Whether you need extra buffering really depends on the type of input.
The ADC and I2S in master mode don't need extra buffering, because their input is controlled by Teensy's clock.
If you're receiving packets by Ethernet or some other network interface, then yes, you'll need to buffer. You'll probably use the queue object to put your data into the audio library. It does buffering for you, if you give it data faster than the audio library needs. But if you let it underrun, the audio library will get a 128 sample block of silence if there's no data you've put into the queue when the library runs its update to process the 128 more samples.
To make this work well, you'll probably need some code to track the average rate you're feeding data into the audio library relative to how fast it's consuming. If you're getting more data than the library can consume, you'll probably need to occasionally discard samples (easy but low quality if done too often) or resample (difficult) so your data rate on average matches the audio library.
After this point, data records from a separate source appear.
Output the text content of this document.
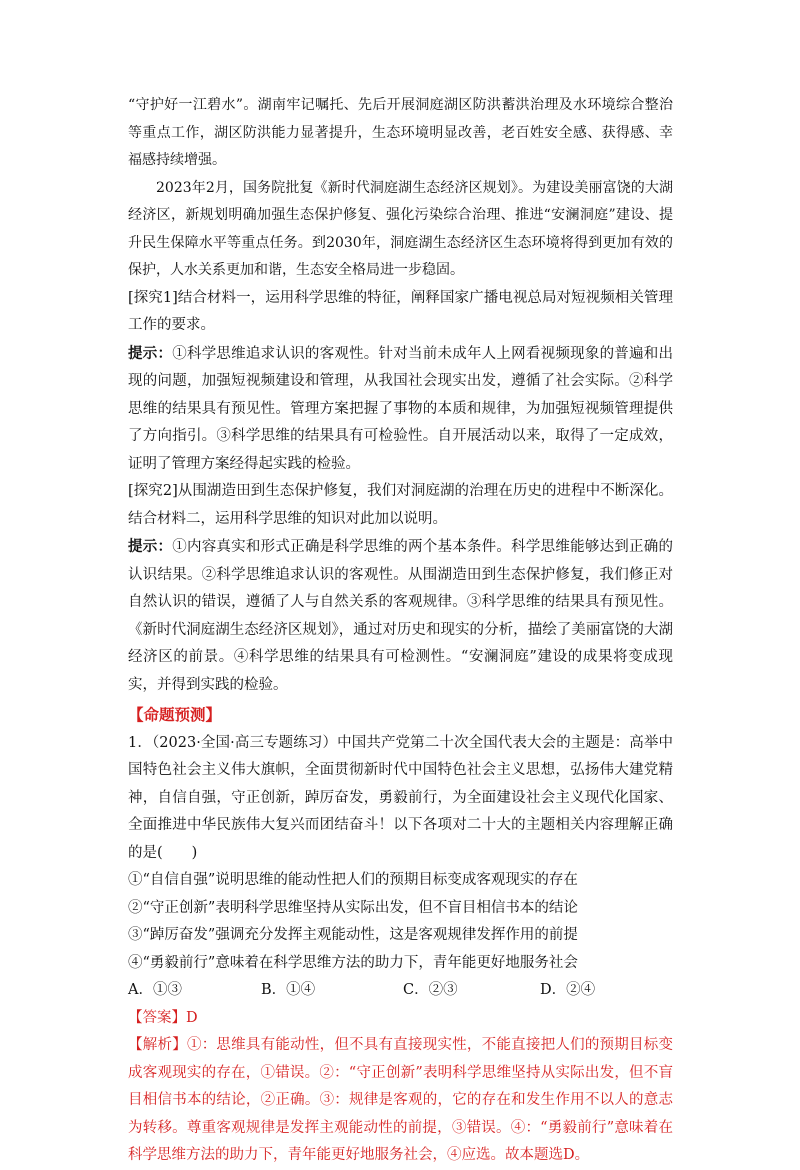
“守护好一江碧水”。湖南牢记嘱托、先后开展洞庭湖区防洪蓄洪治理及水环境综合整治等重点工作，湖区防洪能力显著提升，生态环境明显改善，老百姓安全感、获得感、幸福感持续增强。

2023年2月，国务院批复《新时代洞庭湖生态经济区规划》。为建设美丽富饶的大湖经济区，新规划明确加强生态保护修复、强化污染综合治理、推进“安澜洞庭”建设、提升民生保障水平等重点任务。到2030年，洞庭湖生态经济区生态环境将得到更加有效的保护，人水关系更加和谐，生态安全格局进一步稳固。

[探究1]结合材料一，运用科学思维的特征，阐释国家广播电视总局对短视频相关管理工作的要求。

提示：①科学思维追求认识的客观性。针对当前未成年人上网看视频现象的普遍和出现的问题，加强短视频建设和管理，从我国社会现实出发，遵循了社会实际。②科学思维的结果具有预见性。管理方案把握了事物的本质和规律，为加强短视频管理提供了方向指引。③科学思维的结果具有可检验性。自开展活动以来，取得了一定成效，证明了管理方案经得起实践的检验。

[探究2]从围湖造田到生态保护修复，我们对洞庭湖的治理在历史的进程中不断深化。结合材料二，运用科学思维的知识对此加以说明。

提示：①内容真实和形式正确是科学思维的两个基本条件。科学思维能够达到正确的认识结果。②科学思维追求认识的客观性。从围湖造田到生态保护修复，我们修正对自然认识的错误，遵循了人与自然关系的客观规律。③科学思维的结果具有预见性。《新时代洞庭湖生态经济区规划》，通过对历史和现实的分析，描绘了美丽富饶的大湖经济区的前景。④科学思维的结果具有可检测性。“安澜洞庭”建设的成果将变成现实，并得到实践的检验。

【命题预测】

1．（2023·全国·高三专题练习）中国共产党第二十次全国代表大会的主题是：高举中国特色社会主义伟大旗帜，全面贯彻新时代中国特色社会主义思想，弘扬伟大建党精神，自信自强，守正创新，踔厉奋发，勇毅前行，为全面建设社会主义现代化国家、全面推进中华民族伟大复兴而团结奋斗！以下各项对二十大的主题相关内容理解正确的是(　　)

①“自信自强”说明思维的能动性把人们的预期目标变成客观现实的存在

②“守正创新”表明科学思维坚持从实际出发，但不盲目相信书本的结论

③“踔厉奋发”强调充分发挥主观能动性，这是客观规律发挥作用的前提

④“勇毅前行”意味着在科学思维方法的助力下，青年能更好地服务社会

A．①③	B．①④	C．②③	D．②④

【答案】D

【解析】①：思维具有能动性，但不具有直接现实性，不能直接把人们的预期目标变成客观现实的存在，①错误。②：“守正创新”表明科学思维坚持从实际出发，但不盲目相信书本的结论，②正确。③：规律是客观的，它的存在和发生作用不以人的意志为转移。尊重客观规律是发挥主观能动性的前提，③错误。④：“勇毅前行”意味着在科学思维方法的助力下，青年能更好地服务社会，④应选。故本题选D。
The alternative is to write your own input object for the library. The audio library has a concept of "update responsibility". One of the input or output objects is responsible for triggering the library to update every 128 samples. To see the code, just look at the source for any of the non-USB input or output objects. They all have a check for update responsibility, and if they are responsible for the update they call a function every 128 samples.
An assumption built into the library is that all other input & output objects will exactly match the rate of whatever object claimed the update responsibility. This works in the normal case where you put any number of master-mode inputs and outputs into your design. It also works when you have only 1 slave-mode, or 2 running on the same hardware (like I2S in & out - both slave mode). But if you mix master mode I/O with any slave mode stuff, they will have slightly different rates but only 1 gets to have update responsibility. All others not in sync with the one driving the updates will suffer glitches or dropouts.